Ernestine's arms dropped by her sides. From delicacy, she had suppressed Möllner's name in the papers, entirely forgetting that at this time the office of Prorector was held but for a year by one person. She remembered how she had mortally offended Herbert on the only occasion when she had met him, and she knew that this man's mortified vanity had made him her implacable foe. But that was a secondary matter. The blameless need fear no foe. It was her own fault that Herbert had the power to destroy her prospects. He had not maligned her, he had simply referred to the books which she had written. She had herself whetted the knife that he had used against her. She had only herself to blame.
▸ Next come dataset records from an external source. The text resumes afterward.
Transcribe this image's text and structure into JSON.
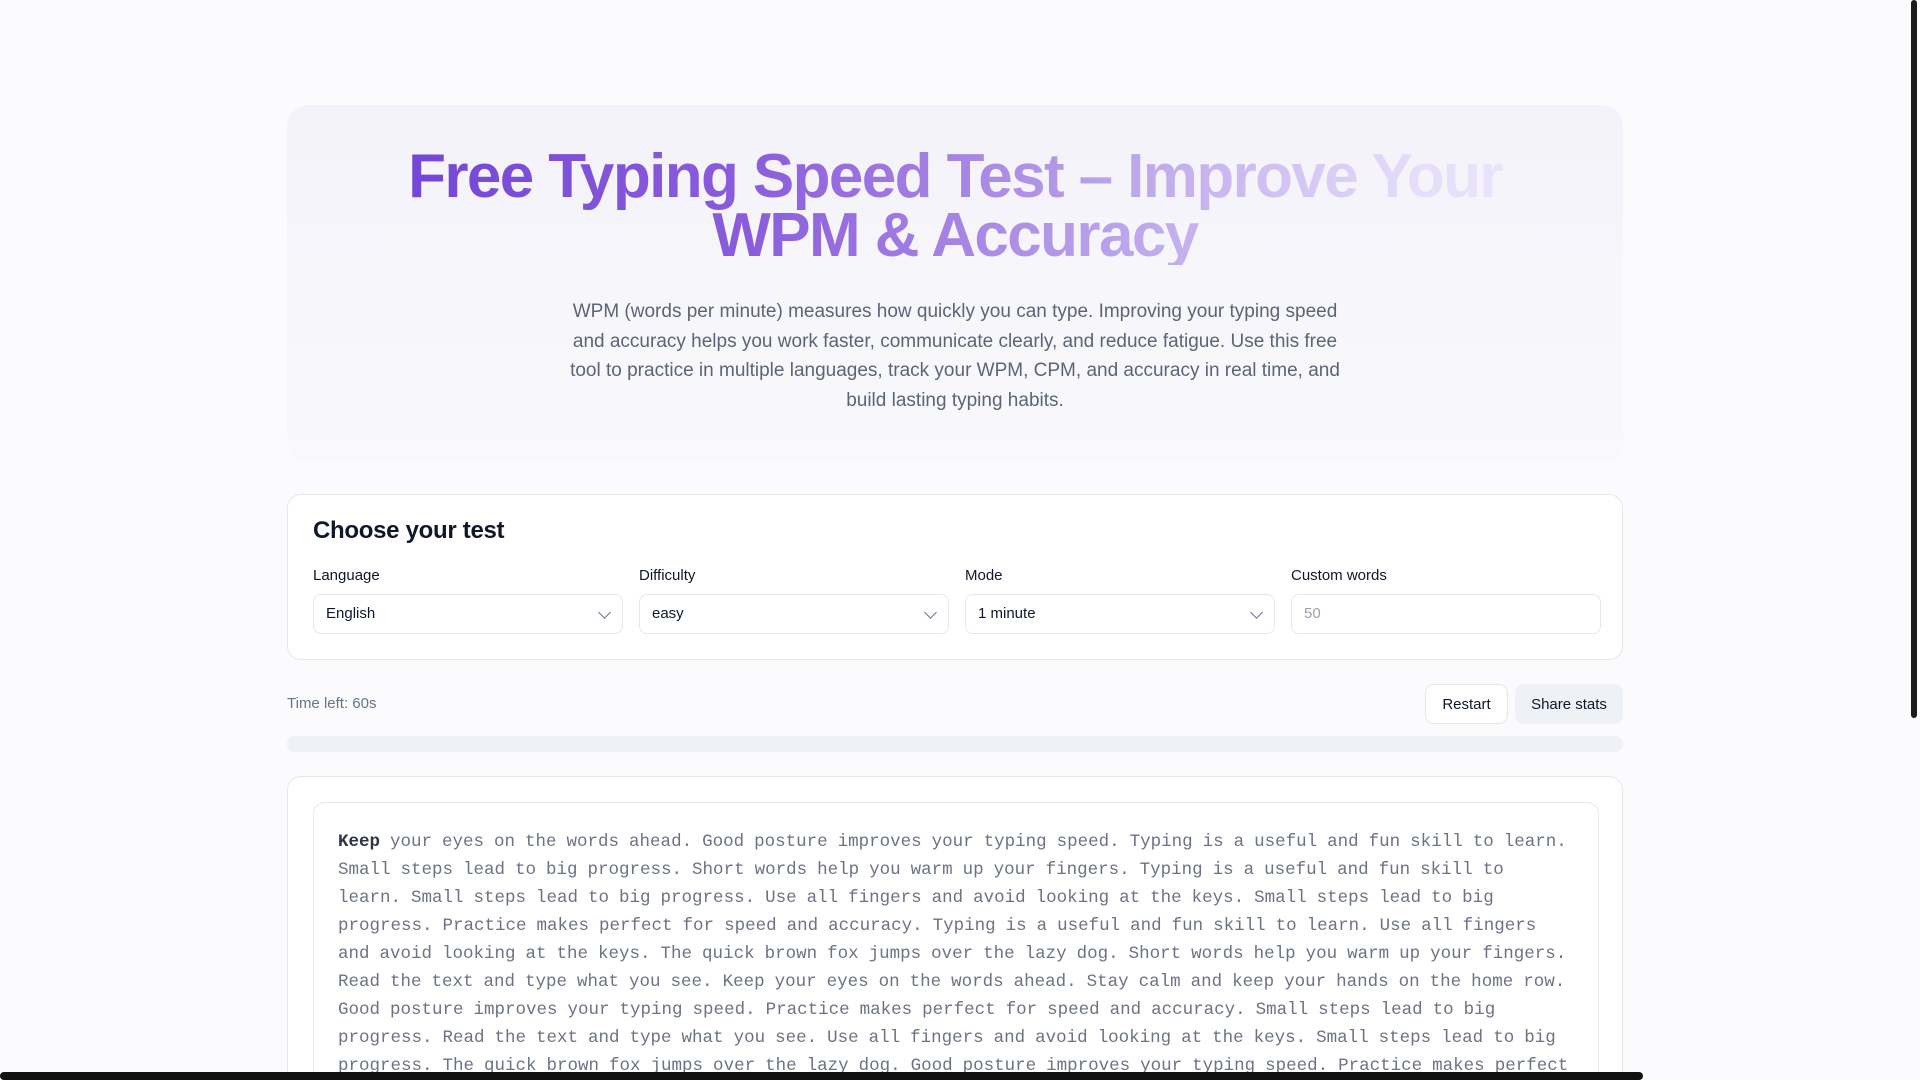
{
  "hero": {
    "title": "Free Typing Speed Test – Improve Your WPM & Accuracy",
    "description": "WPM (words per minute) measures how quickly you can type. Improving your typing speed and accuracy helps you work faster, communicate clearly, and reduce fatigue. Use this free tool to practice in multiple languages, track your WPM, CPM, and accuracy in real time, and build lasting typing habits."
  },
  "choose": {
    "heading": "Choose your test",
    "language": {
      "label": "Language",
      "value": "English"
    },
    "difficulty": {
      "label": "Difficulty",
      "value": "easy"
    },
    "mode": {
      "label": "Mode",
      "value": "1 minute"
    },
    "custom_words": {
      "label": "Custom words",
      "placeholder": "50"
    }
  },
  "status": {
    "time_left": "Time left: 60s",
    "progress_percent": 0
  },
  "buttons": {
    "restart": "Restart",
    "share": "Share stats"
  },
  "typing": {
    "current_word": "Keep",
    "rest": " your eyes on the words ahead. Good posture improves your typing speed. Typing is a useful and fun skill to learn. Small steps lead to big progress. Short words help you warm up your fingers. Typing is a useful and fun skill to learn. Small steps lead to big progress. Use all fingers and avoid looking at the keys. Small steps lead to big progress. Practice makes perfect for speed and accuracy. Typing is a useful and fun skill to learn. Use all fingers and avoid looking at the keys. The quick brown fox jumps over the lazy dog. Short words help you warm up your fingers. Read the text and type what you see. Keep your eyes on the words ahead. Stay calm and keep your hands on the home row. Good posture improves your typing speed. Practice makes perfect for speed and accuracy. Small steps lead to big progress. Read the text and type what you see. Use all fingers and avoid looking at the keys. Small steps lead to big progress. The quick brown fox jumps over the lazy dog. Good posture improves your typing speed. Practice makes perfect for speed and accuracy. Use all fingers and"
  },
  "colors": {
    "accent": "#6b3fd4",
    "muted_text": "#64748b",
    "border": "#e5e7eb"
  }
}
Never had the phantom of the past loomed so monstrously before her as now. There she stood,--she, who had thought herself able to defy the world,--starving and freezing in the cold, reading by the light of a street-lamp the anathema that society hurls at the woman who offends it. The iron wheels of conventionality, in the path of which she had so boldly thrown herself, had passed over her prostrate form. She was only a helpless, desolate woman.
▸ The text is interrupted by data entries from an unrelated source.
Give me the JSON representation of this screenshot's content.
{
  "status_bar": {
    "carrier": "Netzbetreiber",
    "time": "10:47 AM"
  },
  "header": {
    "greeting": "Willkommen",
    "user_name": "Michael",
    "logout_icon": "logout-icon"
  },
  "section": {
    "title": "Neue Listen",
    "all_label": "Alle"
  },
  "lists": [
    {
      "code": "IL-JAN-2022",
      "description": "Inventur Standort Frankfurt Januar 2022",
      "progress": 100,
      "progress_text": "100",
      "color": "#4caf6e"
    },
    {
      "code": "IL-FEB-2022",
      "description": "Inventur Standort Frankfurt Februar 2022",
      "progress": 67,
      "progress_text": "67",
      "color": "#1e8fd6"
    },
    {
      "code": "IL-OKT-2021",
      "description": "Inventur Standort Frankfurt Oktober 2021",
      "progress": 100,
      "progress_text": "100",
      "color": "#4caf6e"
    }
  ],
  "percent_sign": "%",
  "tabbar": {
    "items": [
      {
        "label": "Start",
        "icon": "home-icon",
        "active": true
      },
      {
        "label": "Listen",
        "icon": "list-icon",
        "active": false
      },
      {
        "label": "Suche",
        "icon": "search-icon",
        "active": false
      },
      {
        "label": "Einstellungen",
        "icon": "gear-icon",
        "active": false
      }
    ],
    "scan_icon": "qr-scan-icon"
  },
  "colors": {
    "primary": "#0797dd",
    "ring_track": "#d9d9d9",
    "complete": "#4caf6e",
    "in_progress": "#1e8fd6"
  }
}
She was scarcely capable of reading any further. She held the sheet in her trembling hands, caring not to decipher the few words of condolence with which the agent closed his communication. The snow-flakes wetted the paper, so that the letters ran together, and in the wintry wind it fluttered to and fro in her hand.
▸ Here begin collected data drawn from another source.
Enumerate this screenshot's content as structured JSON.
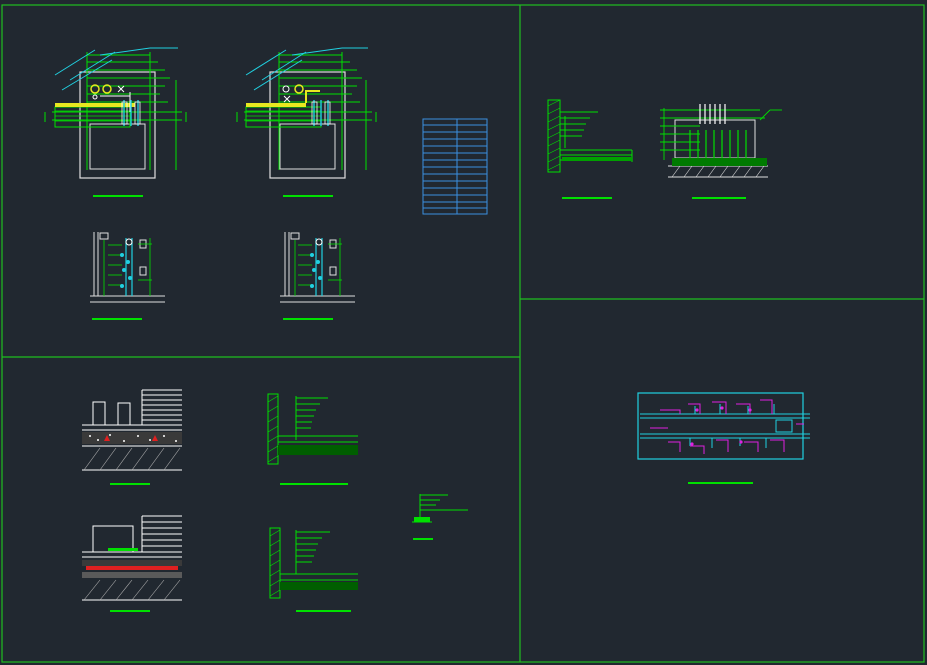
{
  "colors": {
    "background": "#212830",
    "frame": "#1fbf1f",
    "linework": "#00e000",
    "white": "#ffffff",
    "cyan": "#20d0e0",
    "magenta": "#e020e0",
    "yellow": "#e8e820",
    "red": "#e02020",
    "blue": "#3a8fe0",
    "grey": "#b0b0b0"
  },
  "panels": [
    {
      "id": "top-left",
      "label": ""
    },
    {
      "id": "top-right",
      "label": ""
    },
    {
      "id": "bottom-left",
      "label": ""
    },
    {
      "id": "bottom-right",
      "label": ""
    }
  ]
}
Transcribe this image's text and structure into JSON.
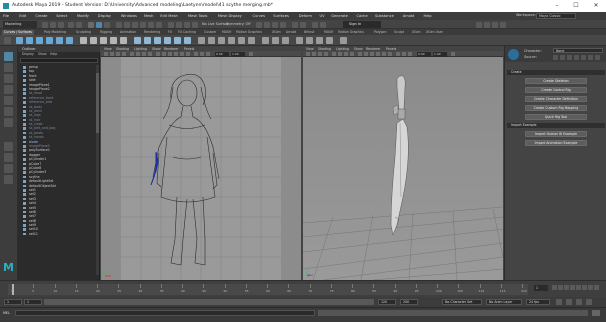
{
  "window": {
    "title": "Autodesk Maya 2019 - Student Version: D:\\University\\Advanced modeling\\Laetynn\\model\\41 scythe merging.mb*",
    "controls": [
      "–",
      "☐",
      "✕"
    ]
  },
  "menubar": {
    "items": [
      "File",
      "Edit",
      "Create",
      "Select",
      "Modify",
      "Display",
      "Windows",
      "Mesh",
      "Edit Mesh",
      "Mesh Tools",
      "Mesh Display",
      "Curves",
      "Surfaces",
      "Deform",
      "UV",
      "Generate",
      "Cache",
      "Substance",
      "Arnold",
      "Help"
    ],
    "workspace_label": "Workspace:",
    "workspace_value": "Maya Classic"
  },
  "statusline": {
    "mode": "Modeling",
    "no_live_surface": "No Live Surface",
    "symmetry": "Symmetry: Off",
    "sign_in": "Sign In"
  },
  "shelf_tabs": [
    "Curves / Surfaces",
    "Poly Modeling",
    "Sculpting",
    "Rigging",
    "Animation",
    "Rendering",
    "FX",
    "FX Caching",
    "Custom",
    "MASH",
    "Motion Graphics",
    "XGen",
    "Arnold",
    "Bifrost",
    "MASH",
    "Motion Graphics",
    "Polygon",
    "Sculpt",
    "XGen",
    "XGen User"
  ],
  "outliner": {
    "title": "Outliner",
    "menus": [
      "Display",
      "Show",
      "Help"
    ],
    "items": [
      {
        "label": "persp",
        "style": "normal"
      },
      {
        "label": "top",
        "style": "normal"
      },
      {
        "label": "front",
        "style": "normal"
      },
      {
        "label": "side",
        "style": "normal"
      },
      {
        "label": "imagePlane1",
        "style": "normal"
      },
      {
        "label": "imagePlane2",
        "style": "normal"
      },
      {
        "label": "sk_head",
        "style": "dim"
      },
      {
        "label": "reference_front",
        "style": "dim"
      },
      {
        "label": "reference_side",
        "style": "dim"
      },
      {
        "label": "sk_body",
        "style": "dim"
      },
      {
        "label": "sk_arms",
        "style": "dim"
      },
      {
        "label": "sk_legs",
        "style": "dim"
      },
      {
        "label": "sk_hair",
        "style": "dim"
      },
      {
        "label": "sk_cloak",
        "style": "dim"
      },
      {
        "label": "sk_belt_and_bag",
        "style": "dim"
      },
      {
        "label": "sk_boots",
        "style": "dim"
      },
      {
        "label": "sk_hands",
        "style": "dim"
      },
      {
        "label": "blade",
        "style": "blue"
      },
      {
        "label": "imagePlane3",
        "style": "dim"
      },
      {
        "label": "polySurface1",
        "style": "normal"
      },
      {
        "label": "dagger",
        "style": "normal"
      },
      {
        "label": "pCylinder1",
        "style": "normal"
      },
      {
        "label": "pCube7",
        "style": "normal"
      },
      {
        "label": "pCube8",
        "style": "normal"
      },
      {
        "label": "pCylinder3",
        "style": "normal"
      },
      {
        "label": "scythe",
        "style": "normal"
      },
      {
        "label": "defaultLightSet",
        "style": "normal"
      },
      {
        "label": "defaultObjectSet",
        "style": "normal"
      },
      {
        "label": "set1",
        "style": "normal"
      },
      {
        "label": "set2",
        "style": "normal"
      },
      {
        "label": "set3",
        "style": "normal"
      },
      {
        "label": "set4",
        "style": "normal"
      },
      {
        "label": "set5",
        "style": "normal"
      },
      {
        "label": "set6",
        "style": "normal"
      },
      {
        "label": "set7",
        "style": "normal"
      },
      {
        "label": "set8",
        "style": "normal"
      },
      {
        "label": "set9",
        "style": "normal"
      },
      {
        "label": "set10",
        "style": "normal"
      },
      {
        "label": "set11",
        "style": "normal"
      }
    ]
  },
  "viewport_left": {
    "menus": [
      "View",
      "Shading",
      "Lighting",
      "Show",
      "Renderer",
      "Panels"
    ],
    "near_clip": "0.00",
    "far_clip": "1.00"
  },
  "viewport_right": {
    "menus": [
      "View",
      "Shading",
      "Lighting",
      "Show",
      "Renderer",
      "Panels"
    ],
    "near_clip": "0.00",
    "far_clip": "1.00"
  },
  "attribute_panel": {
    "character_label": "Character:",
    "character_value": "None",
    "source_label": "Source:",
    "sections": {
      "create": "Create",
      "import_example": "Import Example"
    },
    "buttons": {
      "create_skeleton": "Create Skeleton",
      "create_control_rig": "Create Control Rig",
      "create_character_definition": "Create Character Definition",
      "create_custom_rig_mapping": "Create Custom Rig Mapping",
      "quick_rig_tool": "Quick Rig Tool",
      "import_human_ik_example": "Import Human IK Example",
      "import_animation_example": "Import Animation Example"
    }
  },
  "timeslider": {
    "ticks": [
      "1",
      "5",
      "10",
      "15",
      "20",
      "25",
      "30",
      "35",
      "40",
      "45",
      "50",
      "55",
      "60",
      "65",
      "70",
      "75",
      "80",
      "85",
      "90",
      "95",
      "100",
      "105",
      "110",
      "115",
      "120"
    ],
    "current_frame": "1"
  },
  "rangebar": {
    "start": "1",
    "inner_start": "1",
    "inner_end": "120",
    "end": "120",
    "end2": "200",
    "character_set": "No Character Set",
    "anim_layer": "No Anim Layer",
    "fps": "24 fps"
  },
  "cmdline": {
    "lang": "MEL"
  },
  "colors": {
    "accent": "#5285a6",
    "maya_teal": "#29b0c4",
    "selected_blue": "#1a2fa8"
  }
}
Her feet were stiff with cold as she turned into the house again and groped her way up the dark staircase. Gretchen's return was unusually delayed, and Ernestine longed so for her sympathy and advice.

What should she do? She could not permit her sister to sacrifice the best years of her life to her support. She could no longer be dependent upon the kindness of such a child. What should she attempt? Must she beg from door to door? How could she earn her own living, when she had been taught none of the arts by which to earn it? In these last few months Gretchen had taught her something of what was indispensable in such great need. She had never dreamed how difficult the things were that she had accounted so unimportant. She had come to the point where self-respect is imperilled in the struggle for mere subsistence. She wrung her hands, and called out into the darkness, "O God, take pity on me, and guide me through this valley of the shadow of death!"

And the bitter doubt whether He would listen to her cry would arise within her heart. She reviewed in her mind the miserable superficial essays that she had written denying Him, and felt that she was justly punished. How little had she thought, when exulting in the attention that they had excited, that she should ever feel herself disgraced by their authorship! As yet, she had uttered no reproach against her uncle. He had expiated by his death his theft of her property, but his crime against her mind and soul he could never expiate,--this it was that now branded him with infamy in her memory. What a happy woman she might now have been, if he had not misdirected her ambition! What friends might have been hers, had he not made a misanthrope of her! and now, when starvation stared her in the face, the demon of his teaching snatched from her lips the bread that she might have earned.

When Gretchen at last returned, she found Ernestine crouching upon the hearth, gazing into the fire that she had kindled to warm her wet feet and to cook the evening meal.

"What are you doing, Ernestine dear?" she asked anxiously.

"I am praying for daily bread," she replied in a monotone.

Poor Gretchen listened sorrowfully to all that Ernestine had to tell her. She knew that for such a nature as Ernestine's this state of dependence and inactivity was worse than death, and that no love or devotion on her part could reconcile her proud sister to such a lot. She could advise nothing. The only thing that Ernestine could do for her own support was, perhaps, copying. But who in the little town would have anything to copy? And they could hardly live unless Ernestine was able to earn something. Gretchen's modest salary would hardly suffice to keep them from starvation. She did not mind any amount of deprivation for herself,--but could she see Ernestine pine and sicken for want of nourishing food? And she had promised solemnly to accept no help from Möllner or Hilsborn. What was to be done?